Dance Review: Batsheva Ensemble Suzanne Dellal

Dancers of Batsheva Ensemble, young company adjacent to Batsheva, often provide excellent performance skills.

Lost Cause (photo credit: Gadi Dagon)
Lost Cause
(photo credit: Gadi Dagon)
The dancers of Batsheva Ensemble, the young company adjacent to Batsheva, often provide excellent performance skills. They certainly did so once more, dancing the revised edition of Tabula Rasa, choreographed by Ohad Naharin in 1986, few years before he was nominated as Artistic director of Batsheva. Tabula Rasa, set to Arvo Part’s mesmerizing score, part of his artistic dowry, was considered a milestone work in his career for a reason.
Stylistically, it complies with dance of the eighties at his best, but the details foretell of his unique sensitivities and original foot prints. The singular image which engraved deepest all these years is a scene toward the end where the dancers, lined up against the back drop, cross the stage, moving slowly from side to side like human pendulum in perfect sync, crossing the stage from right to left. The slow crossing and unison movement have an hypnotic quality which influence breathing rhythms of viewers as well.

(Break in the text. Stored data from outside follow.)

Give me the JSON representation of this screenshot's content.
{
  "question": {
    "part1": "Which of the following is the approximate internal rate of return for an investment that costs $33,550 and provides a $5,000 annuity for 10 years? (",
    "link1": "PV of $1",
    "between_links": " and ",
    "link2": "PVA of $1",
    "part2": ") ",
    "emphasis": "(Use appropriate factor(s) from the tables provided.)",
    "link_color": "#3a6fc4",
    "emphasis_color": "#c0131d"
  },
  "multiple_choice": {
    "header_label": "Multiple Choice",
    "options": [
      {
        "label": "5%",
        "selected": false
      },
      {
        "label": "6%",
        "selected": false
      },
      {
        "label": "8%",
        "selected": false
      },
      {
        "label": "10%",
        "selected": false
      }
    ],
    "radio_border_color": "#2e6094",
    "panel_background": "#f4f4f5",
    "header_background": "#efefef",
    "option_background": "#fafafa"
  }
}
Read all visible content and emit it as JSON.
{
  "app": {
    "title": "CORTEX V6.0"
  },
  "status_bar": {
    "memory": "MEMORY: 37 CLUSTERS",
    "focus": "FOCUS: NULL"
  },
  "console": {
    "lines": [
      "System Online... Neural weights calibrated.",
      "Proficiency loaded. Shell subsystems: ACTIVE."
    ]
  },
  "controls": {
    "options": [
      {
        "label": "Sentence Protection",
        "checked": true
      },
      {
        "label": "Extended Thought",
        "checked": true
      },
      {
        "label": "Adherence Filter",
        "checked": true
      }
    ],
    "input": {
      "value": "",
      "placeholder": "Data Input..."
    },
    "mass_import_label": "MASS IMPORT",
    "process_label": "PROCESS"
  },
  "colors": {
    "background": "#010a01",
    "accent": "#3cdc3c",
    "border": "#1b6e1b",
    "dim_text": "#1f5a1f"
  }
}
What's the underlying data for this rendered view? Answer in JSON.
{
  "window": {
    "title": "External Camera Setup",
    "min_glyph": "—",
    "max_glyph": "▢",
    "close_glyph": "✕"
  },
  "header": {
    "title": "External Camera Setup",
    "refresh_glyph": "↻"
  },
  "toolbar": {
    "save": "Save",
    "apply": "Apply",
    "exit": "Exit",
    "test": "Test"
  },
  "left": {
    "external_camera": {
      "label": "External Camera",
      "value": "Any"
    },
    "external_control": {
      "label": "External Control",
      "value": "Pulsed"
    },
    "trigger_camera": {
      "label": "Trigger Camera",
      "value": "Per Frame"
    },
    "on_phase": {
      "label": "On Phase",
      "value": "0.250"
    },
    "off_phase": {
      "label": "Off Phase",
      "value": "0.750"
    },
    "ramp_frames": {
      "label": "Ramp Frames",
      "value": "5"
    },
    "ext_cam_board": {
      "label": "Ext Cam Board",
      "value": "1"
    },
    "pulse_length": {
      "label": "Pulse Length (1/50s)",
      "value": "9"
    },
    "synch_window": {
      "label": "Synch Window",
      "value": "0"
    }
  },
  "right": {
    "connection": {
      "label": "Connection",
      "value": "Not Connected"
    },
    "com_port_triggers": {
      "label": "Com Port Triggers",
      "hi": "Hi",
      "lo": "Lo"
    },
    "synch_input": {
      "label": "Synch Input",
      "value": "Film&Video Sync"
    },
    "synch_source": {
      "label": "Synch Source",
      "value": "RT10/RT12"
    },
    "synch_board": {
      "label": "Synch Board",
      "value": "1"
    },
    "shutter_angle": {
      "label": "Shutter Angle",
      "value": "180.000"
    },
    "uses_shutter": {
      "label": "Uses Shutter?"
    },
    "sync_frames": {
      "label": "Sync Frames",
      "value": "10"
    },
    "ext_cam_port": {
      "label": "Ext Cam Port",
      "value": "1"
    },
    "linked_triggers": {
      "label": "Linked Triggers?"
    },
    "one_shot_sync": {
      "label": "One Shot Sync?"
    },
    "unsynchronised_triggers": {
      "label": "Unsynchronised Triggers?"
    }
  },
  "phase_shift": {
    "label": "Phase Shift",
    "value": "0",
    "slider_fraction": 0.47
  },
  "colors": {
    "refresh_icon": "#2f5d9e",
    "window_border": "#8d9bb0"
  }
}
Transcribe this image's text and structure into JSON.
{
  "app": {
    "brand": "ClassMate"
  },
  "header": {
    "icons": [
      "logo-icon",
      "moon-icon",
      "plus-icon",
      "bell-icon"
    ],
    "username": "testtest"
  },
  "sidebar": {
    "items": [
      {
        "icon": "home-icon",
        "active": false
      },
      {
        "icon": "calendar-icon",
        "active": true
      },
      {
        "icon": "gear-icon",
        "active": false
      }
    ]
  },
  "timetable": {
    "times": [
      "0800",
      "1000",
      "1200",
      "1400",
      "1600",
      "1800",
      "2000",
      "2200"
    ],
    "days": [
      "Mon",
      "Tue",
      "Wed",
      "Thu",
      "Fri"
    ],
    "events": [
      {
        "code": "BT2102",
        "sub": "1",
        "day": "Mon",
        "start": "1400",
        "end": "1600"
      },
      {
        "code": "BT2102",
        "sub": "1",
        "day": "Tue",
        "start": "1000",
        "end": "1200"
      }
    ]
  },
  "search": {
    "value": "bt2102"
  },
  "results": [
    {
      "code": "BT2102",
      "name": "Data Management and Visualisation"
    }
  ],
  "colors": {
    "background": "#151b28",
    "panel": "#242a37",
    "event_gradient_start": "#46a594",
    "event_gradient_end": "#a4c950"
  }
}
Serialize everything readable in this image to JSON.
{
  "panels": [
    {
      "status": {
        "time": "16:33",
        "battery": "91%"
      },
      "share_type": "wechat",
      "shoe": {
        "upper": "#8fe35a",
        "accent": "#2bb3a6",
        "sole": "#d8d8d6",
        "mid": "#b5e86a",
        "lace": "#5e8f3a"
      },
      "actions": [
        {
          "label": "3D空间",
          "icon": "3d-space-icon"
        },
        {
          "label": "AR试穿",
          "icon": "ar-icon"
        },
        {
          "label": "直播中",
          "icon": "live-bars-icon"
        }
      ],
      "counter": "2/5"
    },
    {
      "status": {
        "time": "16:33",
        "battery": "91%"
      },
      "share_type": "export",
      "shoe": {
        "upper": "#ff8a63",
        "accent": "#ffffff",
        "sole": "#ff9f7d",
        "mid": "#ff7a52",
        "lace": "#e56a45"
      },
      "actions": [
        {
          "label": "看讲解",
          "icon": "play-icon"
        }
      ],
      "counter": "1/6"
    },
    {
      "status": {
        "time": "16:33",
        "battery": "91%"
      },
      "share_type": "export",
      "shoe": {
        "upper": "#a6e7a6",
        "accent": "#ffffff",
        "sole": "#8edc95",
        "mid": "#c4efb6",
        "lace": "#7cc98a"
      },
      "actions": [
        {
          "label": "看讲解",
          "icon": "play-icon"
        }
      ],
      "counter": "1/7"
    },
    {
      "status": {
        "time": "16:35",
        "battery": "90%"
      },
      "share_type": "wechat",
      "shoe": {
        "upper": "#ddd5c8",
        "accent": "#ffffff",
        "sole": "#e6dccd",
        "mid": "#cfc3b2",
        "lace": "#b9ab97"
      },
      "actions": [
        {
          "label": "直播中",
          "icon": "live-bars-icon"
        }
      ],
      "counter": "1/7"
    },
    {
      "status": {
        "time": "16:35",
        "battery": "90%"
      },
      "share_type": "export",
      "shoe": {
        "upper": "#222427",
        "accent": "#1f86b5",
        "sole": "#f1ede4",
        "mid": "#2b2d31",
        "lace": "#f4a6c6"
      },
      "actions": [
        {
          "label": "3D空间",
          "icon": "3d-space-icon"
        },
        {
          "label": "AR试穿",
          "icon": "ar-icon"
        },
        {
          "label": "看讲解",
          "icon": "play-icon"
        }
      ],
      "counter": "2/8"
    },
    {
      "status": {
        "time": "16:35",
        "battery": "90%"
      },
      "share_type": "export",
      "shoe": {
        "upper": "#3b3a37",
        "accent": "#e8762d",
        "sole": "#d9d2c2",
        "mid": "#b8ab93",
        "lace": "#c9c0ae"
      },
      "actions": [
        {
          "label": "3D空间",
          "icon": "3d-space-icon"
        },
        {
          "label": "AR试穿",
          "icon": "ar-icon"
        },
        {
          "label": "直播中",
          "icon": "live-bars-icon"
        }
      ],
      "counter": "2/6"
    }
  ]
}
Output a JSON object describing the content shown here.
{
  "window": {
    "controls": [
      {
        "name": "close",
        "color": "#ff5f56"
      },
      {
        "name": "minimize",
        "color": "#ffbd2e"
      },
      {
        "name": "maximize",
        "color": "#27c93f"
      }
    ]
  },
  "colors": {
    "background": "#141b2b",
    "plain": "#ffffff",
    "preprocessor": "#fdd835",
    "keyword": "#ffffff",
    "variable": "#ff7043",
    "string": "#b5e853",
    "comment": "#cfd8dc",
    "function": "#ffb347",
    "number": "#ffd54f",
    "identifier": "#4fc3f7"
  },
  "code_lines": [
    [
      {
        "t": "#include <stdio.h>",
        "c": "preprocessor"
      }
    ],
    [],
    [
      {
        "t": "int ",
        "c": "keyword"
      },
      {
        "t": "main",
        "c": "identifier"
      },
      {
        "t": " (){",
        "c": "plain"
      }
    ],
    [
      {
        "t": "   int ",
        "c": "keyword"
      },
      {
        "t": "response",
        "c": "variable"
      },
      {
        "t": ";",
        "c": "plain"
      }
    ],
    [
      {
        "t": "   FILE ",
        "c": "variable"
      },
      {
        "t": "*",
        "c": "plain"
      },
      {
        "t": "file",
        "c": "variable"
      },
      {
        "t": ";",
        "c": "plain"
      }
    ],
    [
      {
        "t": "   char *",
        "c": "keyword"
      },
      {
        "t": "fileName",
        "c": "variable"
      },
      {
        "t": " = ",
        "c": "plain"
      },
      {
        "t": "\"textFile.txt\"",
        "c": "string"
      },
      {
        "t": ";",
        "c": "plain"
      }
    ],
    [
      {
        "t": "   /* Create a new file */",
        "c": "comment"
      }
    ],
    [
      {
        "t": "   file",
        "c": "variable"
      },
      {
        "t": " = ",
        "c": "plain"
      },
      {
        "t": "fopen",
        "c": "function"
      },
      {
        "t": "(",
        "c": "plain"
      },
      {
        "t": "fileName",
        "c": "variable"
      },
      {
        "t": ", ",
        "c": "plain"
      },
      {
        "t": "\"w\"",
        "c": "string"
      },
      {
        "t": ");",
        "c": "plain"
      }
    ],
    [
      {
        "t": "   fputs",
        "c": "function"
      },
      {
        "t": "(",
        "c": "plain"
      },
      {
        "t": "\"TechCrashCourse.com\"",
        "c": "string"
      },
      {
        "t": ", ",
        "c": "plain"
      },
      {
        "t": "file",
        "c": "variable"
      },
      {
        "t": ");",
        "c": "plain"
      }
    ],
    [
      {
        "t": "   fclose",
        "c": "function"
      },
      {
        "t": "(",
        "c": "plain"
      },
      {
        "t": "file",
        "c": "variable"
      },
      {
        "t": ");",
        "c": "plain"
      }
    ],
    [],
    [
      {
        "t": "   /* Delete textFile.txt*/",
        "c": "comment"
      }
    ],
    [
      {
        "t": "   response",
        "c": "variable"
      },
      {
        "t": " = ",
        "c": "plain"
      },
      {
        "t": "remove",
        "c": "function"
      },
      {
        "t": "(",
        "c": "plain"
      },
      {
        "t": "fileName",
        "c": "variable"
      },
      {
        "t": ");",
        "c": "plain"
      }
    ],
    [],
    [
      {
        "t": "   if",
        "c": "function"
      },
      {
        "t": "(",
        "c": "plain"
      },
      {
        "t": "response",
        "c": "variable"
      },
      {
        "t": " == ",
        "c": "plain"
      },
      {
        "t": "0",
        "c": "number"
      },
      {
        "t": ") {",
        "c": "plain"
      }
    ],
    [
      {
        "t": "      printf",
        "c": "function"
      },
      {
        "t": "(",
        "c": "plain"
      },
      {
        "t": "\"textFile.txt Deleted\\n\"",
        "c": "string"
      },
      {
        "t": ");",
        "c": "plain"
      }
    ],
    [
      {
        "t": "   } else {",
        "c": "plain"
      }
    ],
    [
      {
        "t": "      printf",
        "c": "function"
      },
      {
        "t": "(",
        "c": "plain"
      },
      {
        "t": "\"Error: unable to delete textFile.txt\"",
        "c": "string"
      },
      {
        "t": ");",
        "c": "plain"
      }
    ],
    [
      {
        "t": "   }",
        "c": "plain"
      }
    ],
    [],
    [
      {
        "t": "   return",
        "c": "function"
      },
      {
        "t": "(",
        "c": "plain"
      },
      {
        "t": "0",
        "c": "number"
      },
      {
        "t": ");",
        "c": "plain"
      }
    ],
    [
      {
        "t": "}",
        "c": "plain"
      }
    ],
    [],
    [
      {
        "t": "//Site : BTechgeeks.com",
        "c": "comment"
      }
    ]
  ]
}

The spell is broken when one of the dancers break the chain by standing still.
This action leads to a wonderful, almost timeless trio, adding another layer to that beautiful dance.
The decision to add that dance foreign to the company's current repertoire is highly important, particularly to a company dominated by highly contemporary approach. The way the dancers adapted to the different body perception of the former era was impressive and delightful.
Lost Cause (premiere) by Sharon Eyal enjoyed similar dedication from the dancers. Eyal keeps doing what she does best; take a large group of dancers, dress them in tight unisex outfits, preferably in nude tones, comb the hair tight, use heavy makeup and drill them in regimented formation, moving in fragmented ,edgy, contorted moves following dance club rhythms. She makes impressive use of unison masses, acquiring robotic esthetics of Sci-fi nature flavored with ritualistic components. Even so, dancer Keren Lurie-Pardes managed to infuse in the closing scene an array of nuances, using same moves, by turning it to a touching personal display.
Perhaps after all there is more than meets the eye.